Location and Contact Information
Wildlife conservation is at the heart of the National Wildlife Refuge System. It drives everything on U.S. Fish and Wildlife Service lands and waters managed within the Refuge System, from the purposes for which ais established to the recreational activities offered to the resource management tools used. Using conservation best practices, the Refuge System manages Service lands and waters to help ensure the survival of native wildlife species.
The primary purpose of Stewart Lake National Wildlife Refuge is to provide suitable habitat nesting and brood rearing habitat for waterfowl, as well as other wildlife. To help plants and wildlife, refuge staff use a variety of habitat management techniques to maintain, enhance, or recover plants and wildlife. Refuge staff carefully consider any management techniques and employs them in varying degrees according to the situation. Several habitat management tools are used to maintain and enhance habitat, including livestock grazing, prescribed burning, noxious weed control, mowing, seeding, and the most important tool for refuge wetlands – water management. Sometimes, sensitive areas are closed to the public so that the land can recover more quickly.
What We Do
Refuge staff use a host of scientifically sound management tools to address biological challenges.

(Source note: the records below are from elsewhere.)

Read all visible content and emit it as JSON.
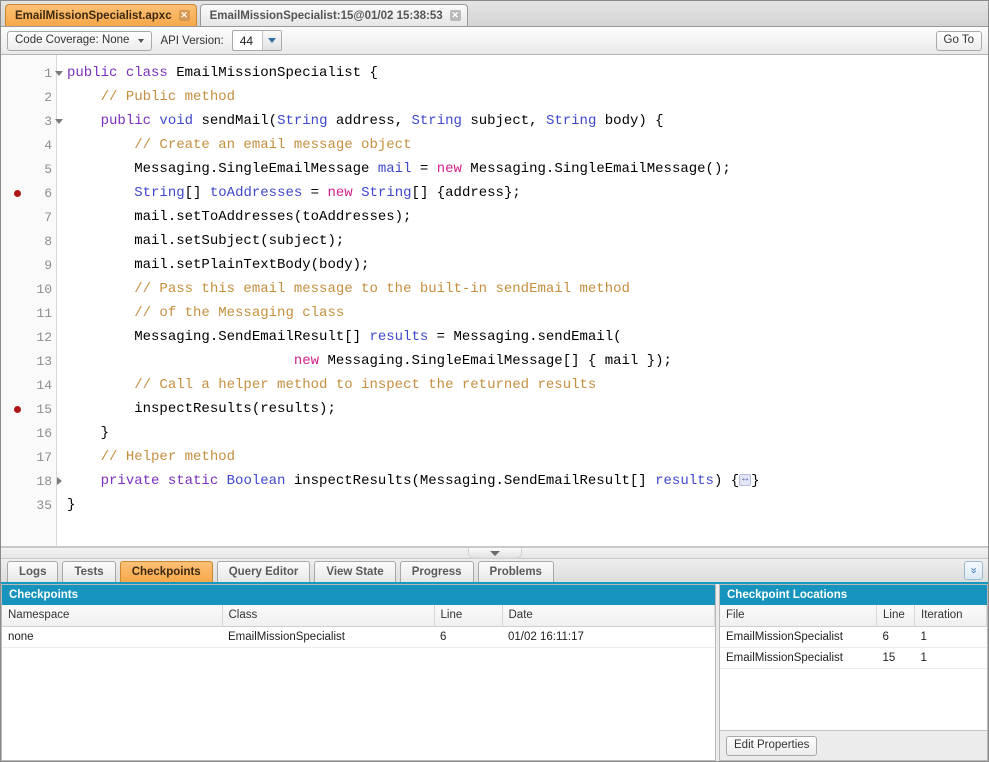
{
  "file_tabs": [
    {
      "label": "EmailMissionSpecialist.apxc",
      "active": true,
      "close": "✕"
    },
    {
      "label": "EmailMissionSpecialist:15@01/02 15:38:53",
      "active": false,
      "close": "✕"
    }
  ],
  "toolbar": {
    "code_coverage_label": "Code Coverage: None",
    "api_version_label": "API Version:",
    "api_version_value": "44",
    "go_to_label": "Go To"
  },
  "editor": {
    "lines": [
      {
        "num": "1",
        "breakpoint": false,
        "fold": "down",
        "tokens": [
          {
            "t": "public ",
            "c": "kw"
          },
          {
            "t": "class ",
            "c": "kw"
          },
          {
            "t": "EmailMissionSpecialist {",
            "c": ""
          }
        ]
      },
      {
        "num": "2",
        "breakpoint": false,
        "fold": "",
        "tokens": [
          {
            "t": "    ",
            "c": ""
          },
          {
            "t": "// Public method",
            "c": "cm"
          }
        ]
      },
      {
        "num": "3",
        "breakpoint": false,
        "fold": "down",
        "tokens": [
          {
            "t": "    ",
            "c": ""
          },
          {
            "t": "public ",
            "c": "kw"
          },
          {
            "t": "void ",
            "c": "ty"
          },
          {
            "t": "sendMail(",
            "c": ""
          },
          {
            "t": "String",
            "c": "ty"
          },
          {
            "t": " address, ",
            "c": ""
          },
          {
            "t": "String",
            "c": "ty"
          },
          {
            "t": " subject, ",
            "c": ""
          },
          {
            "t": "String",
            "c": "ty"
          },
          {
            "t": " body) {",
            "c": ""
          }
        ]
      },
      {
        "num": "4",
        "breakpoint": false,
        "fold": "",
        "tokens": [
          {
            "t": "        ",
            "c": ""
          },
          {
            "t": "// Create an email message object",
            "c": "cm"
          }
        ]
      },
      {
        "num": "5",
        "breakpoint": false,
        "fold": "",
        "tokens": [
          {
            "t": "        Messaging.SingleEmailMessage ",
            "c": ""
          },
          {
            "t": "mail",
            "c": "vr"
          },
          {
            "t": " = ",
            "c": ""
          },
          {
            "t": "new",
            "c": "nw"
          },
          {
            "t": " Messaging.SingleEmailMessage();",
            "c": ""
          }
        ]
      },
      {
        "num": "6",
        "breakpoint": true,
        "fold": "",
        "tokens": [
          {
            "t": "        ",
            "c": ""
          },
          {
            "t": "String",
            "c": "ty"
          },
          {
            "t": "[] ",
            "c": ""
          },
          {
            "t": "toAddresses",
            "c": "vr"
          },
          {
            "t": " = ",
            "c": ""
          },
          {
            "t": "new",
            "c": "nw"
          },
          {
            "t": " ",
            "c": ""
          },
          {
            "t": "String",
            "c": "ty"
          },
          {
            "t": "[] {address};",
            "c": ""
          }
        ]
      },
      {
        "num": "7",
        "breakpoint": false,
        "fold": "",
        "tokens": [
          {
            "t": "        mail.setToAddresses(toAddresses);",
            "c": ""
          }
        ]
      },
      {
        "num": "8",
        "breakpoint": false,
        "fold": "",
        "tokens": [
          {
            "t": "        mail.setSubject(subject);",
            "c": ""
          }
        ]
      },
      {
        "num": "9",
        "breakpoint": false,
        "fold": "",
        "tokens": [
          {
            "t": "        mail.setPlainTextBody(body);",
            "c": ""
          }
        ]
      },
      {
        "num": "10",
        "breakpoint": false,
        "fold": "",
        "tokens": [
          {
            "t": "        ",
            "c": ""
          },
          {
            "t": "// Pass this email message to the built-in sendEmail method",
            "c": "cm"
          }
        ]
      },
      {
        "num": "11",
        "breakpoint": false,
        "fold": "",
        "tokens": [
          {
            "t": "        ",
            "c": ""
          },
          {
            "t": "// of the Messaging class",
            "c": "cm"
          }
        ]
      },
      {
        "num": "12",
        "breakpoint": false,
        "fold": "",
        "tokens": [
          {
            "t": "        Messaging.SendEmailResult[] ",
            "c": ""
          },
          {
            "t": "results",
            "c": "vr"
          },
          {
            "t": " = Messaging.sendEmail(",
            "c": ""
          }
        ]
      },
      {
        "num": "13",
        "breakpoint": false,
        "fold": "",
        "tokens": [
          {
            "t": "                           ",
            "c": ""
          },
          {
            "t": "new",
            "c": "nw"
          },
          {
            "t": " Messaging.SingleEmailMessage[] { mail });",
            "c": ""
          }
        ]
      },
      {
        "num": "14",
        "breakpoint": false,
        "fold": "",
        "tokens": [
          {
            "t": "        ",
            "c": ""
          },
          {
            "t": "// Call a helper method to inspect the returned results",
            "c": "cm"
          }
        ]
      },
      {
        "num": "15",
        "breakpoint": true,
        "fold": "",
        "tokens": [
          {
            "t": "        inspectResults(results);",
            "c": ""
          }
        ]
      },
      {
        "num": "16",
        "breakpoint": false,
        "fold": "",
        "tokens": [
          {
            "t": "    }",
            "c": ""
          }
        ]
      },
      {
        "num": "17",
        "breakpoint": false,
        "fold": "",
        "tokens": [
          {
            "t": "    ",
            "c": ""
          },
          {
            "t": "// Helper method",
            "c": "cm"
          }
        ]
      },
      {
        "num": "18",
        "breakpoint": false,
        "fold": "right",
        "tokens": [
          {
            "t": "    ",
            "c": ""
          },
          {
            "t": "private ",
            "c": "kw"
          },
          {
            "t": "static ",
            "c": "kw"
          },
          {
            "t": "Boolean",
            "c": "ty"
          },
          {
            "t": " inspectResults(Messaging.SendEmailResult[] ",
            "c": ""
          },
          {
            "t": "results",
            "c": "vr"
          },
          {
            "t": ") {",
            "c": ""
          },
          {
            "t": "FOLD",
            "c": "fold"
          },
          {
            "t": "}",
            "c": ""
          }
        ]
      },
      {
        "num": "35",
        "breakpoint": false,
        "fold": "",
        "tokens": [
          {
            "t": "}",
            "c": ""
          }
        ]
      }
    ],
    "fold_placeholder": "↔"
  },
  "splitter": {
    "handle_icon": "collapse-down-icon"
  },
  "bottom_tabs": [
    {
      "label": "Logs",
      "active": false
    },
    {
      "label": "Tests",
      "active": false
    },
    {
      "label": "Checkpoints",
      "active": true
    },
    {
      "label": "Query Editor",
      "active": false
    },
    {
      "label": "View State",
      "active": false
    },
    {
      "label": "Progress",
      "active": false
    },
    {
      "label": "Problems",
      "active": false
    }
  ],
  "collapse_all_icon": "»",
  "checkpoints_panel": {
    "title": "Checkpoints",
    "columns": [
      "Namespace",
      "Class",
      "Line",
      "Date"
    ],
    "rows": [
      [
        "none",
        "EmailMissionSpecialist",
        "6",
        "01/02 16:11:17"
      ]
    ]
  },
  "locations_panel": {
    "title": "Checkpoint Locations",
    "columns": [
      "File",
      "Line",
      "Iteration"
    ],
    "rows": [
      [
        "EmailMissionSpecialist",
        "6",
        "1"
      ],
      [
        "EmailMissionSpecialist",
        "15",
        "1"
      ]
    ],
    "edit_properties_label": "Edit Properties"
  },
  "colors": {
    "accent_orange": "#f7a849",
    "panel_header_blue": "#1694bd",
    "breakpoint_red": "#b01818",
    "keyword_purple": "#7b2fbe",
    "type_blue": "#3f48cc",
    "comment_tan": "#c58f3f",
    "new_magenta": "#d0208e"
  }
}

At this field station, our conservation toolbox includes:
- Planning – Comprehensive Conservation Plan
- Compatibility Determinations
- Cultural Resources
- Fire Management
- Invasive Species
- Inventory and Monitoring
- Law Enforcement
- Pesticide Management
- Species Research
- Water Management
The U.S. Fish and Wildlife Service manages an unparalleled network of public lands and waters called the National Wildlife Refuge System. With over 565 refuges and 38 wetland management districts spanning the country, this system protects iconic species and provides some of the best wildlife viewing opportunities on Earth.
An official wildlife inventory has not been conducted on Stewart Lake National Wildlife Refuge, but many of the species would be similar to those found at Lake Ilo National Wildlife Refuge, which is approximately 107 miles away. At Lake Ilo, 227 birds, 36 mammals, 6 reptiles, and 3 amphibians have been observed.
Groups of waterfowl use the 197-acre Stewart Lake during both spring and fall migration. Waterfowl species that commonly nest here include Canada geese, mallard, northern pintail, blue-winged teal, northern shoveler, and gadwall. Other nesting waterbirds include eared grebes, pied-billed grebes, double-crested cormorants, great blue herons, black-crowned night-herons, and American bitterns. Shorebirds such as killdeer, plovers, sandpipers, willets, yellowlegs, marbled godwits, American avocets, and phalaropes are also plentiful. Songbirds such as the western meadowlark, bobolink, chestnut-collared longspur, and several native sparrows can be observed in the 2,033-acre grassland. Some of the resident mammals that make their year-round home here include white-tailed deer, mule deer, badgers, coyotes, and weasels.